EdwinTh / padr

Padding of missing records in time series
https://edwinth.github.io/padr/
Other
132 stars 12 forks source link

Pad() returns an object missing error for data frames larger than 1 million rows #44

Closed danielsjf closed 7 years ago

danielsjf commented 7 years ago

It didn't work before (the version on CRAN returned a normal error message), but I guess one of the variables to generate the error message is now missing in the development version.

(reprex compatible)

library(tidyverse)
library(padr)
x <- expand.grid(date = ISOdate(2017:2025,1,1,0), item = 1:20) %>% group_by(item) %>% pad('hour')

Error:

Error in sprintf("Estimated %s returned rows, larger than %s milion in break_above",  : 
  object 'break_above' not found

Will you support more than 1 million lines in the future? I could live with longer process times.
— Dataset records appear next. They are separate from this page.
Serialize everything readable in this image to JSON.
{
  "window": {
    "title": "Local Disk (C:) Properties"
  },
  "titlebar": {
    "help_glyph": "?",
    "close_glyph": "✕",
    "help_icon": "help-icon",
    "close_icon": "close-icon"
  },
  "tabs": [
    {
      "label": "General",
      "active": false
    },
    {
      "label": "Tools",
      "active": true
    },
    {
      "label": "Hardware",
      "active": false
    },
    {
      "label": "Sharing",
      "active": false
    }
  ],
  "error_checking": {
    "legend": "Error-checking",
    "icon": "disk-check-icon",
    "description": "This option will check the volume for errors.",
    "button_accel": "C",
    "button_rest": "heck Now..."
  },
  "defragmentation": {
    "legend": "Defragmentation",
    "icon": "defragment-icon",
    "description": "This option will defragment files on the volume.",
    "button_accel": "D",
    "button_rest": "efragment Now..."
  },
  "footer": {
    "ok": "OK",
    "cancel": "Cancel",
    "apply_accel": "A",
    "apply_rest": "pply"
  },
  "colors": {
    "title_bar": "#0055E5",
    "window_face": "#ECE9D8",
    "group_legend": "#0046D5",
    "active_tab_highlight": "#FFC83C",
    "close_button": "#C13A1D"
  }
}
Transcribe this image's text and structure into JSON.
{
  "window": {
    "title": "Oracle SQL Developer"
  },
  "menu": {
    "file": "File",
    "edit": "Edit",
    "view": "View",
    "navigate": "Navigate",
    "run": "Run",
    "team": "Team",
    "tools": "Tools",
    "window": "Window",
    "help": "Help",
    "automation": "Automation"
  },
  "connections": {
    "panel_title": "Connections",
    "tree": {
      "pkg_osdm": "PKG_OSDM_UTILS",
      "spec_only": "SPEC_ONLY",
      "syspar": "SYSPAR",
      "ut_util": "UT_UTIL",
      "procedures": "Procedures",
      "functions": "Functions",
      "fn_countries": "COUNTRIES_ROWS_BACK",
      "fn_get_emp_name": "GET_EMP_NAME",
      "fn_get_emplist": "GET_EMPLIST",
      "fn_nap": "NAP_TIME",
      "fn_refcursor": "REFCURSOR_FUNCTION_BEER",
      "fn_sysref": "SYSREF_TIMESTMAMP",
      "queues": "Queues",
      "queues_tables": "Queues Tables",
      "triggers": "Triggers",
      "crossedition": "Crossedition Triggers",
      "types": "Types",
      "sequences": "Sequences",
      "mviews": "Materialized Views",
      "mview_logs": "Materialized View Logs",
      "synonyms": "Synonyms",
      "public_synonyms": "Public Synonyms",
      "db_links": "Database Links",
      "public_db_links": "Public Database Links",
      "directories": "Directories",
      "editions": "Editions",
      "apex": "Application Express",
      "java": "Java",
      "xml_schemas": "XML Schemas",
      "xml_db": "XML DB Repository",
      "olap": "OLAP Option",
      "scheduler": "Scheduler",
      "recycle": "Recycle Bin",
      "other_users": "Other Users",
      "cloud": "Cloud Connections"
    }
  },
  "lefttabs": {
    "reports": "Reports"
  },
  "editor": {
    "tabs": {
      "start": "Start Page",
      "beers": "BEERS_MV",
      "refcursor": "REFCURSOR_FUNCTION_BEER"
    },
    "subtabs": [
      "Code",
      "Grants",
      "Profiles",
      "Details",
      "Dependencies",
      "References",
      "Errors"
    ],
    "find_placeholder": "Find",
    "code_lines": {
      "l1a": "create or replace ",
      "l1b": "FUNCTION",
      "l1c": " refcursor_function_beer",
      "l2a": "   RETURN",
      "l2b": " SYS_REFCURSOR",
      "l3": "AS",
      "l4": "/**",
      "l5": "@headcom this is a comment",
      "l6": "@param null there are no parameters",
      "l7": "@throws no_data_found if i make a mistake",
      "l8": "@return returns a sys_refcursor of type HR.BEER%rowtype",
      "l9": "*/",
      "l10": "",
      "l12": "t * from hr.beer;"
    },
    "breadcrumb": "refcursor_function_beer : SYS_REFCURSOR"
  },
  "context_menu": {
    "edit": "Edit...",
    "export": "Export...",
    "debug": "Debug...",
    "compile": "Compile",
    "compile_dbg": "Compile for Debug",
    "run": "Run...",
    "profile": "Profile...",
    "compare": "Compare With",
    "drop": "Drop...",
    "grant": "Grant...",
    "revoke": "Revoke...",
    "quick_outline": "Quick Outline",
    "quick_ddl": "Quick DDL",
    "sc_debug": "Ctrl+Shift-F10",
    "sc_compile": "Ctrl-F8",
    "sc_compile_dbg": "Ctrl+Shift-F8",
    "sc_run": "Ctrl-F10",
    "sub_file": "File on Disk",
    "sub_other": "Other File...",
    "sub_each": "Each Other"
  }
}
danielsjf commented 7 years ago

I think the following lines: https://github.com/EdwinTh/padr/blob/ee118b995fbbcc72e9b5b1be2db7ae8562af038a/R/pad.R#L402-L406

Should become

  threshold <- threshold * 10 ^ 6
  if (n > threshold) {
    stop(sprintf("Estimated %s returned rows, larger than %s milion in break_above",
                 n, threshold), call. = FALSE)
  }

Only break_above on the last line should be replaced by threshold.

EdwinTh commented 7 years ago

Coincedently noticed it myself too this morning, thanks for the fix!

EdwinTh commented 7 years ago

"Will you support more than 1 million lines in the future? I could live with longer process times."

It is the parameter break_above, so if you want more rows you can.

danielsjf commented 7 years ago

My bad, I didn't see the exposed argument :-) Thanks!